Tuesday, October 28, 2014

College GameDay attempts to disprove bias claims



College GameDay attempts to disprove bias claims

"
“You don’t know what you’re talking about if you think it’s good to have the SEC dominate like they’ve dominated,” said Chris Fowler, host of ESPN’s College GameDay, from his stool on the set of the live broadcast college football show this past Saturday morning on LSU’s campus.
The self-described “worldwide leader of sports” has clearly heard the cries of bias toward college football’s best conference, from fans to media to their own employees. Apparently, they’re doing something to dispel it. After stopping on SEC campuses four of the last five weeks, GameDay is eschewing the best and most impactful game in the nation this weekend.
There are four games between ranked teams this coming weekend. Only one of them features two top-10 teams, both with a strong case for inclusion in the College Football Playoff: No. 4 Auburn at No. 7 Ole Miss. GameDay, which goes to the site of a game with national significance each week, will instead be visiting Morgantown, W. Va., where the No. 20 West Virginia Mountaineers will be hosting the No. 10 TCU Horned Frogs in a Big 12 showdown.
Of course, the simple answer to this is, “Who cares?” Where GameDay goes has no bearing on the result of the games or who the coaches and writers vote for in the polls.
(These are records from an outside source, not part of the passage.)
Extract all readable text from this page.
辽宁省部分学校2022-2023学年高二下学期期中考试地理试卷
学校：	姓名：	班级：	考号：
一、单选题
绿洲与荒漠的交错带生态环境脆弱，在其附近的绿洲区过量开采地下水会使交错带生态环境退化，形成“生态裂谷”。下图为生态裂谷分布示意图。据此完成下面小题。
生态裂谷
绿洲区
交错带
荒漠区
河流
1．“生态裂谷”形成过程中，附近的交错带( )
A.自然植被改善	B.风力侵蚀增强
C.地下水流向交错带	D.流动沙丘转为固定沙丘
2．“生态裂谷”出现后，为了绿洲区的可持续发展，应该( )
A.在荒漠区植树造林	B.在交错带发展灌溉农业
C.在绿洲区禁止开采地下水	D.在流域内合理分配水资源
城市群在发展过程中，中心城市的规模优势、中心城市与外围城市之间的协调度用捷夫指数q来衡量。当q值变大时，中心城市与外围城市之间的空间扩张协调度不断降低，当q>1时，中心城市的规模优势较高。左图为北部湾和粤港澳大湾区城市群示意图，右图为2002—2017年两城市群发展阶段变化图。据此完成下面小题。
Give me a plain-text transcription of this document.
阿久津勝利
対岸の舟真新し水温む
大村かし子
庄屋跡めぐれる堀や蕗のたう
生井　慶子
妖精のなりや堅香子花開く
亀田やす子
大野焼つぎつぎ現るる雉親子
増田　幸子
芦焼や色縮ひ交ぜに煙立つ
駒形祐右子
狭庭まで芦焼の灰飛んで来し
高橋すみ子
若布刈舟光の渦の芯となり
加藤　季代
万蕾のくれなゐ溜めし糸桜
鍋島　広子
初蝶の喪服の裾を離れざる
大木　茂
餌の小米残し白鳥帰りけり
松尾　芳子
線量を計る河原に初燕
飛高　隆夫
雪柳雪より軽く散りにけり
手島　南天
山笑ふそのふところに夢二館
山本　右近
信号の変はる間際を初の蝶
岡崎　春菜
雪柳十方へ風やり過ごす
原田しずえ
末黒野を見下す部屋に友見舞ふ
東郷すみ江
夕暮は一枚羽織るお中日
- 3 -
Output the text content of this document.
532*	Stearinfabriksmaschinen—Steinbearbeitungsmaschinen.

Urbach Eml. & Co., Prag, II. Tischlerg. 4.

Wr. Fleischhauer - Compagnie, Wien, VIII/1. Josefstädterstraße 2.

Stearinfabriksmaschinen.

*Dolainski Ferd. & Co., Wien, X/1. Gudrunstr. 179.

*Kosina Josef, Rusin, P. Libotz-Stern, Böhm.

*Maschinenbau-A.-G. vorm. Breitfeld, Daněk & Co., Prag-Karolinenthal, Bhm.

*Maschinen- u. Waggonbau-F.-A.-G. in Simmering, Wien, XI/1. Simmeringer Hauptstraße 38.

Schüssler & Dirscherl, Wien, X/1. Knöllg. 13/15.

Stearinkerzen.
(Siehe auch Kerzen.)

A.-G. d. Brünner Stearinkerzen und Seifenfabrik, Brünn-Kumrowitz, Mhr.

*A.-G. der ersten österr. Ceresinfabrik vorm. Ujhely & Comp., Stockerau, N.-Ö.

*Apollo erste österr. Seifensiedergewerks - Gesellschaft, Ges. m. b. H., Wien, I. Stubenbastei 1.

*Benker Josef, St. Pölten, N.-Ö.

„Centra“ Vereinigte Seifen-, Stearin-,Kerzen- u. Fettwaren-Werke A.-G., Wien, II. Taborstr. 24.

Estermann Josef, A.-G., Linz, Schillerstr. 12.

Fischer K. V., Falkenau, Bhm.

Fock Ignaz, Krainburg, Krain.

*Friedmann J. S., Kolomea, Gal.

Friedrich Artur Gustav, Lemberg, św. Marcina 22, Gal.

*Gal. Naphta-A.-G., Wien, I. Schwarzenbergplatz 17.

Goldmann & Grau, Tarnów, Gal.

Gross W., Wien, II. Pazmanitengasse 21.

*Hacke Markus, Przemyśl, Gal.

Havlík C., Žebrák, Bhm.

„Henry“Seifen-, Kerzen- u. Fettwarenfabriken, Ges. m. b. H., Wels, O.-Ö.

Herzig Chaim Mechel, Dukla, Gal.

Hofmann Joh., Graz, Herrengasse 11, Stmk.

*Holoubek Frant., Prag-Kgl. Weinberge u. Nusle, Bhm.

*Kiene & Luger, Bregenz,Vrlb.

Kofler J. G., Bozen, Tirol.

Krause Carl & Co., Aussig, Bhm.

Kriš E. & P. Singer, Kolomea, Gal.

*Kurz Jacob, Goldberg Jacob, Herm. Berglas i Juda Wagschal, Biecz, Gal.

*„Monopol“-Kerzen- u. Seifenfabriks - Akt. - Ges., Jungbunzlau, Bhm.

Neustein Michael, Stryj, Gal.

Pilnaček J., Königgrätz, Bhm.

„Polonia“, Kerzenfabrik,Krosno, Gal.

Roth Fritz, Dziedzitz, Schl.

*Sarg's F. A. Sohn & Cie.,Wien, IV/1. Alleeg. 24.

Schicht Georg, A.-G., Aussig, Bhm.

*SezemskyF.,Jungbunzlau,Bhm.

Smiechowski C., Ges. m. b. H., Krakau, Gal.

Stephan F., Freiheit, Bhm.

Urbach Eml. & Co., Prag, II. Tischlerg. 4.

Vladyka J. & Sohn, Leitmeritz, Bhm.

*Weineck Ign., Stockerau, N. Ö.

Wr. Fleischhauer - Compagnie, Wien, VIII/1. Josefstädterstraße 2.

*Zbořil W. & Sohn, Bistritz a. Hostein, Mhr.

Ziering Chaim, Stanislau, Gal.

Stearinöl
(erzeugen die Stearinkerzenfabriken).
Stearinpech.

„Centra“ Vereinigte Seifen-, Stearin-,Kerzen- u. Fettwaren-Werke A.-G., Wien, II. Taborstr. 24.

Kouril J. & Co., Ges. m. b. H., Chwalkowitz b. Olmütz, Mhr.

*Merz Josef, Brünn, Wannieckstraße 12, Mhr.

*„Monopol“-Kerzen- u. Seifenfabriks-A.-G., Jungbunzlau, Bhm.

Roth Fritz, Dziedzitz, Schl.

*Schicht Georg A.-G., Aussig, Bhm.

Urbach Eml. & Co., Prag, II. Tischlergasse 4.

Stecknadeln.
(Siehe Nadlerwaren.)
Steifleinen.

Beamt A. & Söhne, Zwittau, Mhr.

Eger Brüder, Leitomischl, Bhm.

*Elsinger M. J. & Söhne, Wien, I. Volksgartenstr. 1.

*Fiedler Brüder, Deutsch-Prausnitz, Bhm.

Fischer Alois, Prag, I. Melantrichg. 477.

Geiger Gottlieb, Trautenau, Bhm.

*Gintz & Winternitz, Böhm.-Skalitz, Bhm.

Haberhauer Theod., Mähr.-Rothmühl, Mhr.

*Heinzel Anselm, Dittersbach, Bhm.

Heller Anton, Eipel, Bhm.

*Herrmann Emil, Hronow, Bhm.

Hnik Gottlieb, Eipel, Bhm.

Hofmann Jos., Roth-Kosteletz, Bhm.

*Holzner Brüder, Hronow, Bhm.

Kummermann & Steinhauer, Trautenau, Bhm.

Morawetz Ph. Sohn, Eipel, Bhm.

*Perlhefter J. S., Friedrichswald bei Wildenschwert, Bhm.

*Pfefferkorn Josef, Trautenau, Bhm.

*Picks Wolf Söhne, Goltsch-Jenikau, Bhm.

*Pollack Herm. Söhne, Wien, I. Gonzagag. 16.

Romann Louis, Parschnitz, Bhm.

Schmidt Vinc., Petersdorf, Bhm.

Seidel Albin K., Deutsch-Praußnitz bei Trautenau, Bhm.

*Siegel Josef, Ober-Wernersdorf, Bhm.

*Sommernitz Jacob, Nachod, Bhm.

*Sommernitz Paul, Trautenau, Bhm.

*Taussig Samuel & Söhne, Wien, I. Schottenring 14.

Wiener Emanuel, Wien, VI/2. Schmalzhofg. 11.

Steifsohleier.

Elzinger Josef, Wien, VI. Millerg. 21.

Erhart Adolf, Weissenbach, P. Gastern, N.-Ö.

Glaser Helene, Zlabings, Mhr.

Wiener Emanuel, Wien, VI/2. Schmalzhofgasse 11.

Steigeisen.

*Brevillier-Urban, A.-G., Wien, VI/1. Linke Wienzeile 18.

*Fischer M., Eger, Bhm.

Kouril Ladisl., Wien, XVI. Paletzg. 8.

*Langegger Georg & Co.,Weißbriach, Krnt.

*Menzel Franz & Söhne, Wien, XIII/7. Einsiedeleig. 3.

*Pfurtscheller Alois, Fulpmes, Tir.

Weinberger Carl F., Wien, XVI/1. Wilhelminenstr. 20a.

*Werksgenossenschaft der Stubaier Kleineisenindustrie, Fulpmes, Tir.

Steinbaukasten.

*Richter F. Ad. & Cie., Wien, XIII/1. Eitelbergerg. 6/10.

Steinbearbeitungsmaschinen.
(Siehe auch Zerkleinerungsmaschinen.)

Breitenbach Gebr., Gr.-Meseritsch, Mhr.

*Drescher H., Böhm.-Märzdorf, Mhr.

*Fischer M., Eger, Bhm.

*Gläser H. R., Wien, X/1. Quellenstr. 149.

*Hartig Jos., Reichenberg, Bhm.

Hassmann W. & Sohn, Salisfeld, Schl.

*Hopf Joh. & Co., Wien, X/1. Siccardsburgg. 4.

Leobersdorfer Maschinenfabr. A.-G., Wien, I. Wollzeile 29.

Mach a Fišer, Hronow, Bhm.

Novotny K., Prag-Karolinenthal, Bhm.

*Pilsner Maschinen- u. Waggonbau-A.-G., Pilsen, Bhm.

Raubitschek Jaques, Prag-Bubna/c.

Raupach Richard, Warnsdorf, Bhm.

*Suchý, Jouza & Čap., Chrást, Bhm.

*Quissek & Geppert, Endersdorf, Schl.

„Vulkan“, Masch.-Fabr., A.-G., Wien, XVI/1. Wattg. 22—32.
Regardless of where the show chose to go this weekend, ESPN will still be televising Auburn-Ole Miss to its national audience on Saturday night.
The degree to which the SEC is better than other conferences, be it the PAC 12, Big 12 or another “Power 5″ member is up for debate, but the facts stand strong: the SEC has three of it’s members in the top five of the AP poll, five in the top 10 and six in the top 25. The best teams tend to get the most air time, and that’s what the SEC has.
ESPN and its parent company ABC have contracts with all the major conferences, and ESPN actually gets second- and third-choice of SEC games after CBS. Still, many SEC matchups end up in primetime on the network, thanks to their national relevance.
If feels like College GameDay is bending to the demands of the anti-SEC masses that are sick of seeing the conference’s marquee teams featured on the national program. How long will they avoid the SEC for? No. 3 Alabama visits No. 16 LSU next weekend, then hosts No. 1 Mississippi State the following week. Will GameDay avoid those matchups? Will they avoid the Egg Bowl and Iron Bowl, two games that will likely directly affect the College Football Playoff, just because their viewers are oversaturated with SEC football?
It’s one thing for the show and media giant to claim they’re not biased toward the SEC. It’s a whole other issue if they go the opposite way."